The judge did not set out the legal principles, if any, underpinning his decision. Neither did he refer to the guiding consideration referred to above when deciding whether to strike out for the noncompliance with an order, in other words the overriding objective including that such an order should be proportionate. The suggestion that the claimant had persisted in breaching directions and orders with impunity was not a fair characterisation of this case. Again, this may be because the judge did not know that the ET had simply failed to acknowledge emails from both sides in relation to applications for extensions of time. By the time that he came to make his order striking out the case, every direction then applicable - there was the long-dated one for a witness statement - had been complied with, with five months to go before trial. At the earlier hearing, he had deemed that disclosure was complete. In his reconsideration decision, he expressly acknowledged that the omission was not deliberate. That issue had, of course, been before him when he made the strike out order, and it is not in my view a fresh decision, but rather a statement of a pre-existing acceptance.
In all these circumstances, this is not a case in which I am simply disagreeing with the judge below. I consider that, in making his order, he did not have regard to the relevant factors which are in play as to whether a strike out was proportionate. An inadvertent omission cannot be an issue in relation to any of the heads of mischief identified by the judge at paragraph 18 which I have read above.
Taking all those factors into account, I consider that the judge must, to the extent that he had regard to it, have misdirected himself as to the correct legal test and/or misapplied it to an extent that amounts to an error of law. On the facts, no strike out of the claim was appropriate.

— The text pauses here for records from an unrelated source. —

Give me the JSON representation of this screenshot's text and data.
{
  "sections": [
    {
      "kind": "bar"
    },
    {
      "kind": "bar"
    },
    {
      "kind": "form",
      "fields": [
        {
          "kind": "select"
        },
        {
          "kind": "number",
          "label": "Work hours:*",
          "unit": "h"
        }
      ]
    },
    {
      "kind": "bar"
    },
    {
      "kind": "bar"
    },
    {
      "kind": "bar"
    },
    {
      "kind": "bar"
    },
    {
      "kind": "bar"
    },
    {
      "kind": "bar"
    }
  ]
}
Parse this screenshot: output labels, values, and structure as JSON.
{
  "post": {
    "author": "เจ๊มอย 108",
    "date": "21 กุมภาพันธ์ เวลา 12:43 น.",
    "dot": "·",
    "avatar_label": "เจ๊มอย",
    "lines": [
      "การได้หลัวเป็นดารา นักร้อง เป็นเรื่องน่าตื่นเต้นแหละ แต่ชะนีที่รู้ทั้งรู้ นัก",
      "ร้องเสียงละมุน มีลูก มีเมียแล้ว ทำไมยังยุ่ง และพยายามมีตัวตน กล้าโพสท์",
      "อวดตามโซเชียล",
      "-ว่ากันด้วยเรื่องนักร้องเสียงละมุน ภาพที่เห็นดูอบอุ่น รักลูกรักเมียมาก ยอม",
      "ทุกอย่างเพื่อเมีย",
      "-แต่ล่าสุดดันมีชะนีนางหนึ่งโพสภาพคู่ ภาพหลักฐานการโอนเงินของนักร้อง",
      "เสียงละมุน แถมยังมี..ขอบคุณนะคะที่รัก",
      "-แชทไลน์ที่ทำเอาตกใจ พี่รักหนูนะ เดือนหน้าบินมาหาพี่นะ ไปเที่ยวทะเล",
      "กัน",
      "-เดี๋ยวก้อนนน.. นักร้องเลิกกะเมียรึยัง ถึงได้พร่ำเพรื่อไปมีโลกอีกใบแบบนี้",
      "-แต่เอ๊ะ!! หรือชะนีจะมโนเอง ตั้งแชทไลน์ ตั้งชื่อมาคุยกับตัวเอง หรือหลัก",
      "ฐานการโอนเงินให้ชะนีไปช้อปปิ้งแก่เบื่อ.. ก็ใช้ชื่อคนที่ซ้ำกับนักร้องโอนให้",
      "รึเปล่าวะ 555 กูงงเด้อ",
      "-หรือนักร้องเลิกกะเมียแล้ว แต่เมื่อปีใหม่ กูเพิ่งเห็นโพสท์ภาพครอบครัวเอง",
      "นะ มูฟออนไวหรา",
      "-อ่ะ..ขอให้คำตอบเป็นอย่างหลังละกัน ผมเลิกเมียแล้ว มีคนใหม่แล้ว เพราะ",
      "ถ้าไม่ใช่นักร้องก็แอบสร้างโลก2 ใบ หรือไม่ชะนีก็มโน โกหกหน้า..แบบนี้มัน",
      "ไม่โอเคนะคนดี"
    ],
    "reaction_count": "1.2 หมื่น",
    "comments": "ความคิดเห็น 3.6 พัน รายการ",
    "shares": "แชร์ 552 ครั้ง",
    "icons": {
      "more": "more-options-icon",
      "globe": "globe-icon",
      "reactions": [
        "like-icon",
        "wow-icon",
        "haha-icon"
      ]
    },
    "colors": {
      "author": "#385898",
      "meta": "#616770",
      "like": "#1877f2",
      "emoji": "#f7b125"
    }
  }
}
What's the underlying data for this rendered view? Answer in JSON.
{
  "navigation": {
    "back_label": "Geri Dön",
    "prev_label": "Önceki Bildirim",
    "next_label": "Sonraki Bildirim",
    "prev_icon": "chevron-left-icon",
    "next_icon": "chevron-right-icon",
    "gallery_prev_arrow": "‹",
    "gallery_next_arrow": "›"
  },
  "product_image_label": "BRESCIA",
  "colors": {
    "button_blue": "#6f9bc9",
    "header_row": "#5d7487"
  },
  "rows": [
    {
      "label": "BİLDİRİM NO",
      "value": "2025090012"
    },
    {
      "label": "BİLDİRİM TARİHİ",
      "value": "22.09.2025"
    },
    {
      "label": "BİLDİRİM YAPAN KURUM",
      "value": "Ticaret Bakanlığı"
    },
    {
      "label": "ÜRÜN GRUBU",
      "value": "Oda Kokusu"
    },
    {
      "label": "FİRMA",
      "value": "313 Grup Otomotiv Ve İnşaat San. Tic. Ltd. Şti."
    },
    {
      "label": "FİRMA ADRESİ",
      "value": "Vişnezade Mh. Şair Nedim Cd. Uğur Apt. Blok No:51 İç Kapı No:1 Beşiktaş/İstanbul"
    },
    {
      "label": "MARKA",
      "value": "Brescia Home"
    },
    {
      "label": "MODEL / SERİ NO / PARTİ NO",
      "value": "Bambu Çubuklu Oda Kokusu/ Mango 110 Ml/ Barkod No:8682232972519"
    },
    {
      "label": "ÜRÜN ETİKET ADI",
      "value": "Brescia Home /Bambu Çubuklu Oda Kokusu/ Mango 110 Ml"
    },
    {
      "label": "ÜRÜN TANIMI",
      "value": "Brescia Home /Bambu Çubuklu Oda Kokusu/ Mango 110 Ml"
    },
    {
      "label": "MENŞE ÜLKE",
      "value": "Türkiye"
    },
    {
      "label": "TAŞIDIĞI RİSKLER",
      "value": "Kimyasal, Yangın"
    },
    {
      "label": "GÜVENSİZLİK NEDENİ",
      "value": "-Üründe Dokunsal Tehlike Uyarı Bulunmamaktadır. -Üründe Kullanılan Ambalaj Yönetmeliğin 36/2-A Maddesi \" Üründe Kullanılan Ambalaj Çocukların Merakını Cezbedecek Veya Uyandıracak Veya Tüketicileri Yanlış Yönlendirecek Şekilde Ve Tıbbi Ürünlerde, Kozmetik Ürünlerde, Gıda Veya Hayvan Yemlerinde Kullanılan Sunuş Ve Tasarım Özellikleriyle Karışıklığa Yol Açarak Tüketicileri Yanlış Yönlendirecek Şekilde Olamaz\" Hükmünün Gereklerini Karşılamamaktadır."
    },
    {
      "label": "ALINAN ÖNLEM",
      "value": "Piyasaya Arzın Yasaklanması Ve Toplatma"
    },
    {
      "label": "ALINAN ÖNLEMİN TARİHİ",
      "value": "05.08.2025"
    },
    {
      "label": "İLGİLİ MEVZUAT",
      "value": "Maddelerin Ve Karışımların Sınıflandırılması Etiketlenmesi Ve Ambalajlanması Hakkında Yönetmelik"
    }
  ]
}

In the circumstances, this appeal succeeds. The decision to strike out is overturned, and the matter is remitted to the Tribunal for further directions leading to trial.
When I listed this matter for a full hearing, I dispensed with the requirement that the claimant file a skeleton argument or lodge additional documents. I commend the approach taken by Judge Burns in dispensing with unnecessary further procedural requirements in his case management order of 30 April, and respectfully suggest that this case is listed for trial with little further ado other than necessary witness statements being exchanged. I note that the claimant prepared a very long one for the interim relief hearing, and little may be required of him. However, these are matters for the Regional Employment Judge and not for me.